Louis Garrel, whose elegant coolness was exhilarating to watch in Bernardo Bertolluci’s The Dreamers, is sloppily disheveled as Frédéric, and when it comes to displaying emotions, somnambulant. His character’s mixture of self-containment and alleged possessiveness over his wife fails to convince, if not to irritate. The curvy Belucci hypnotizes in the dancing scene, where the camera rapturously lingers on her, but at other times looks more tired than sultry, failing to produce any chemistry with Garrel. To make things worse, her tearful scenes with her lover are propped up by lines such as “You know nothing about women”—but with no glimpses of the before, of paradise lost, we may wonder what there is to know.

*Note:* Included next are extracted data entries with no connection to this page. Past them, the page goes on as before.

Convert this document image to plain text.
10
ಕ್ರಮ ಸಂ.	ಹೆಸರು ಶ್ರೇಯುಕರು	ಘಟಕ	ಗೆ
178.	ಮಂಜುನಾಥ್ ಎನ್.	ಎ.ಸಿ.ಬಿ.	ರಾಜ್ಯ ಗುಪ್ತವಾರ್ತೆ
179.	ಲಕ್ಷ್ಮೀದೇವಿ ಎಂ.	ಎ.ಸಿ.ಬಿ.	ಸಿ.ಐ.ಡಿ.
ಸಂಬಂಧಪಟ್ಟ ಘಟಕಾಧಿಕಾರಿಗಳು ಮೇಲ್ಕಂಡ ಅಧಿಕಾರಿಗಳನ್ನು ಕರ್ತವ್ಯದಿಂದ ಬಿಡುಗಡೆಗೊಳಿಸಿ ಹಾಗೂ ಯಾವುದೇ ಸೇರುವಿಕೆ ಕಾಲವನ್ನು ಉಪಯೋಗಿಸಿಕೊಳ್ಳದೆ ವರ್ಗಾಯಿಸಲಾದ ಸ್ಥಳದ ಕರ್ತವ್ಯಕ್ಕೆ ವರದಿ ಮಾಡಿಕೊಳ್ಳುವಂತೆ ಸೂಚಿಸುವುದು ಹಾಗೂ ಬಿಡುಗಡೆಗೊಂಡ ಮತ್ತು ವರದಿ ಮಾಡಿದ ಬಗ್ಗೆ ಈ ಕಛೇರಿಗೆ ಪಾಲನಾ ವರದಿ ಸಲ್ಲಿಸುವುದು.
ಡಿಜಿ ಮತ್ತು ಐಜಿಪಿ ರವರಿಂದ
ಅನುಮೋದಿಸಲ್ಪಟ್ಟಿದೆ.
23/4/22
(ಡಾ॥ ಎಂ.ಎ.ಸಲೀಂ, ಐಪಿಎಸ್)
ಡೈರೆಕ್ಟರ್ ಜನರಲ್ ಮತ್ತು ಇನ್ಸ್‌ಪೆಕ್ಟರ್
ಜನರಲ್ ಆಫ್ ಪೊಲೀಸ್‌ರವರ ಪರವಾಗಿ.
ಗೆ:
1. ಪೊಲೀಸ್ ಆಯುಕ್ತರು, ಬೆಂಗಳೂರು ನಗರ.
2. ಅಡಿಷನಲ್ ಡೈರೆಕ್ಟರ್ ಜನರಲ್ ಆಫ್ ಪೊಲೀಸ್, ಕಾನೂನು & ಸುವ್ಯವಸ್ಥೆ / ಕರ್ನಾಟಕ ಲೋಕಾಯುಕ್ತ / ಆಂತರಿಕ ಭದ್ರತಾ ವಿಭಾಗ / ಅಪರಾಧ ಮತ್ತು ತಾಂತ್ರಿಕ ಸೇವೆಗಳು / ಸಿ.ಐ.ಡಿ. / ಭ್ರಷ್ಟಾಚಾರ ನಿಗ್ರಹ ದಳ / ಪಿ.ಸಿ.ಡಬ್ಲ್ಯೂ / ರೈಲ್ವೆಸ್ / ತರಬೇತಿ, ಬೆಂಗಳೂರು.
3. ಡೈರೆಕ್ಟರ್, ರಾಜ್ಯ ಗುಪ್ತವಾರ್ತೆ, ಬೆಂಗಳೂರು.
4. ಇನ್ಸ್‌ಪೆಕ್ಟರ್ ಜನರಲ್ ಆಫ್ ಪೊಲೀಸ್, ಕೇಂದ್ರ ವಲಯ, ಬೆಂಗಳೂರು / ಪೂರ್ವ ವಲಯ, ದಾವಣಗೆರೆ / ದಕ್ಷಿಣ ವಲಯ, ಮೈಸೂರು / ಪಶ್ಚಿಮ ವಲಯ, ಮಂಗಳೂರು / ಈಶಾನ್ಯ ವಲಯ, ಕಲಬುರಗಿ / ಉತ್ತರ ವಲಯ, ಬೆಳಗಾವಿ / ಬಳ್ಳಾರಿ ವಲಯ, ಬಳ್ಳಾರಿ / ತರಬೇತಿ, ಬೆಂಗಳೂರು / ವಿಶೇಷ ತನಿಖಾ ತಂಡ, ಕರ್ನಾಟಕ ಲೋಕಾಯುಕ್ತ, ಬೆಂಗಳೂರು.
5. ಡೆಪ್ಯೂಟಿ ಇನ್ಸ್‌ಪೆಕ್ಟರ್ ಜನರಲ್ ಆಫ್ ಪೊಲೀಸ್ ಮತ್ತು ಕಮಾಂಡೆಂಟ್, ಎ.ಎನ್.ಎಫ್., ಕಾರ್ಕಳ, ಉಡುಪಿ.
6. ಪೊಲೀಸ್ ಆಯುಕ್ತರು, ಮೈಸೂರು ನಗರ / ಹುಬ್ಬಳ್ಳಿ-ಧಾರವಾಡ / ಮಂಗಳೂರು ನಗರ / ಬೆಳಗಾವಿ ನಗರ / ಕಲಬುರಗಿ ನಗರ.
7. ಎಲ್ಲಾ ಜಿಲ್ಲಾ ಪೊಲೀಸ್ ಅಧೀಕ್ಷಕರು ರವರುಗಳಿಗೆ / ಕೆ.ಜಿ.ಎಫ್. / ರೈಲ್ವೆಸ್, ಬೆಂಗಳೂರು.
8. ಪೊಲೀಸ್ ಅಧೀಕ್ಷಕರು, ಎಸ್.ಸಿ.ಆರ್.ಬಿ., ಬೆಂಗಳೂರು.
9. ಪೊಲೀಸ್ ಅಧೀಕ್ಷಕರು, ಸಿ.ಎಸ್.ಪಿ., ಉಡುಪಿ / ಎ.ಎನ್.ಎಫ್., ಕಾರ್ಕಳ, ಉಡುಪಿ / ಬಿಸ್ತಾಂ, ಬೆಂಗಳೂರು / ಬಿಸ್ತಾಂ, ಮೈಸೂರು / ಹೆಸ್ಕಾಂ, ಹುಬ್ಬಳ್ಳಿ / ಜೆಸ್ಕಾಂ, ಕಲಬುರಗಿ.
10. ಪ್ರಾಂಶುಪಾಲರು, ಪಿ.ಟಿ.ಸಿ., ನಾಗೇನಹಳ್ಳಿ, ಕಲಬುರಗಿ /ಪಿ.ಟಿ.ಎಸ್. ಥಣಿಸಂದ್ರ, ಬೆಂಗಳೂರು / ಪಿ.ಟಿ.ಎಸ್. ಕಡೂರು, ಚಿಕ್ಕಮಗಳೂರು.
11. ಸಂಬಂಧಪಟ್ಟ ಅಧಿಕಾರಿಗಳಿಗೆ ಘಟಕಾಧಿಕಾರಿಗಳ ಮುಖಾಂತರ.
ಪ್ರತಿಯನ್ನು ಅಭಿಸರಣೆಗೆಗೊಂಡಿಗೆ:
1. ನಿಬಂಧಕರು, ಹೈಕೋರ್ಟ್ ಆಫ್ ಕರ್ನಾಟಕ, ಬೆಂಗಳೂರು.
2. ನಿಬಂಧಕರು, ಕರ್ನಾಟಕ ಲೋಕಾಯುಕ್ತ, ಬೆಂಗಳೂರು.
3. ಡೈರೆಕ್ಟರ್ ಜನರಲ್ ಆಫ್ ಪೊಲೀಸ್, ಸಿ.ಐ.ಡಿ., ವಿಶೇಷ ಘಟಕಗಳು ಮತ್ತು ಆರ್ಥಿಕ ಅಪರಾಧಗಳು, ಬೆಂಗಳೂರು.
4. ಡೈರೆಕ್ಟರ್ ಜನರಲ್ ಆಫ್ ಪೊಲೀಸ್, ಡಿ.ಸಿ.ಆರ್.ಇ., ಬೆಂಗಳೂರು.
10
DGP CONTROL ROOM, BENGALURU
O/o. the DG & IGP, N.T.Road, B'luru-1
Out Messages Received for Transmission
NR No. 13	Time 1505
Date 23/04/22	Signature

It’s a pity, since under the slush, hides a more compelling story: of two young lovers, Elisabeth and Paul, who must learn to overcome their personal hang-ups, to become each other’s equals, and partners. Unlike Frédéric and Angèle, who are larger than life but drawn with such thick brushstrokes they become vapid blurs, Paul and Elisabeth are more ordinary, but also more engaging. Their meeting on a film set and their early courtship are a winsome mix of awkwardness and sensuality. The two are drawn into their friends’ vitriolic marriage, and while Paul comes close to blending into his friend’s shadow, in the end, he shows enough emotional intelligence to choose intimacy over a friendship that smacks of idolatry. The two lovers must grow by learning from their friends’ mistakes. If we had only spent more time with them, A Burning Hot Summer could have been more rewarding.